Use Cases

JobSchedulers.jl can used to glue commands in a pipeline/workflow, and can also be used in pure Julia functions.

The overhead of scheduling tasks is very low, and can be used to replace Threads.@threads for ... end. Scheduling 100,000 jobs can be done within 0.2 seconds. See more at section "Overhead Benchmark".

Parallel Nested Loops

One of the many applications of scheduling systems is that it can be used as a drop-in replacement for nested multi-threaded loops that would otherwise be written with Threads.@threads.

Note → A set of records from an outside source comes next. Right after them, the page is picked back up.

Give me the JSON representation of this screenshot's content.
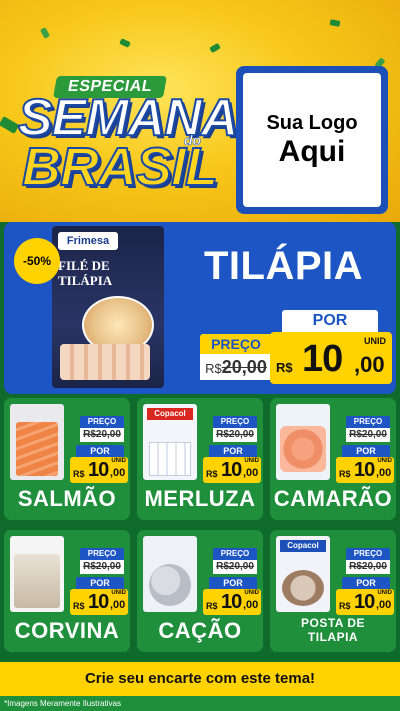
{
  "header": {
    "badge": "ESPECIAL",
    "title_line1": "SEMANA",
    "title_connector": "do",
    "title_line2": "BRASIL",
    "logo_line1": "Sua Logo",
    "logo_line2": "Aqui"
  },
  "featured": {
    "discount": "-50%",
    "product_brand": "Frimesa",
    "product_label": "FILÉ DE TILÁPIA",
    "title": "TILÁPIA",
    "preco_label": "PREÇO",
    "old_prefix": "R$",
    "old_price": "20,00",
    "por_label": "POR",
    "new_currency": "R$",
    "new_integer": "10",
    "new_cents": ",00",
    "unit": "UNID"
  },
  "cards": [
    {
      "name": "SALMÃO",
      "preco_label": "PREÇO",
      "old_price": "R$20,00",
      "por_label": "POR",
      "currency": "R$",
      "integer": "10",
      "cents": ",00",
      "unit": "UNID"
    },
    {
      "name": "MERLUZA",
      "brand": "Copacol",
      "preco_label": "PREÇO",
      "old_price": "R$20,00",
      "por_label": "POR",
      "currency": "R$",
      "integer": "10",
      "cents": ",00",
      "unit": "UNID"
    },
    {
      "name": "CAMARÃO",
      "preco_label": "PREÇO",
      "old_price": "R$20,00",
      "por_label": "POR",
      "currency": "R$",
      "integer": "10",
      "cents": ",00",
      "unit": "UNID"
    },
    {
      "name": "CORVINA",
      "preco_label": "PREÇO",
      "old_price": "R$20,00",
      "por_label": "POR",
      "currency": "R$",
      "integer": "10",
      "cents": ",00",
      "unit": "UNID"
    },
    {
      "name": "CAÇÃO",
      "preco_label": "PREÇO",
      "old_price": "R$20,00",
      "por_label": "POR",
      "currency": "R$",
      "integer": "10",
      "cents": ",00",
      "unit": "UNID"
    },
    {
      "name": "POSTA DE TILAPIA",
      "brand": "Copacol",
      "preco_label": "PREÇO",
      "old_price": "R$20,00",
      "por_label": "POR",
      "currency": "R$",
      "integer": "10",
      "cents": ",00",
      "unit": "UNID"
    }
  ],
  "cta": "Crie seu encarte com este tema!",
  "disclaimer": "*Imagens Meramente Ilustrativas",
  "colors": {
    "yellow": "#ffd200",
    "blue": "#1e55c4",
    "green_dark": "#0e6b2b",
    "green_card": "#1f8f3b"
  }
}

Consider a simplified scenario where you want to calculate the maximum mean values of random samples of various lengths that have been generated by several distributions provided by the Distributions.jl package. The results should be collected into a DataFrame. We have the following function:

# julia -t 8,1

using Random, Distributions, StatsBase, DataFrames

function f(dist, len, reps, σ)
    v = Vector{Float64}(undef, len) # avoiding allocations
    maximum(mean(rand!(dist, v)) for _ in 1:reps)/σ
end

Let us consider the following probability distributions for numerical experiments, all of which have expected values equal to zero, and the following lengths of vectors:

dists = [Cosine, Epanechnikov, Laplace, Logistic, Normal, NormalCanon, PGeneralizedGaussian, SkewNormal, SkewedExponentialPower, SymTriangularDist]
lens = [10, 20, 50, 100, 200, 500]

Using Threads.@threads those experiments could be parallelized as:

using Base.Threads

function experiments_threads(dists, lens, K=1000)
    res = DataFrame()
    lck = ReentrantLock()
    Threads.@threads for T in dists
        dist = T()
        σ = std(dist)
        for L in lens
            z = f(dist, L, K, σ)
            Threads.lock(lck) do
                push!(res, (;T, σ, L, z))
            end
        end
    end
    res
end

experiments_threads(dists, lens, 1000)
@time experiments_threads(dists, lens, 10000);
#  7.096723 seconds (817 allocations: 107.594 KiB)
#  7.116899 seconds (817 allocations: 107.594 KiB, 1 lock conflict)
#  7.117008 seconds (817 allocations: 107.594 KiB)

Note that DataFrames.push! is not a thread safe operation and hence we need to utilize a locking mechanism in order to avoid two threads appending the DataFrame at the same time.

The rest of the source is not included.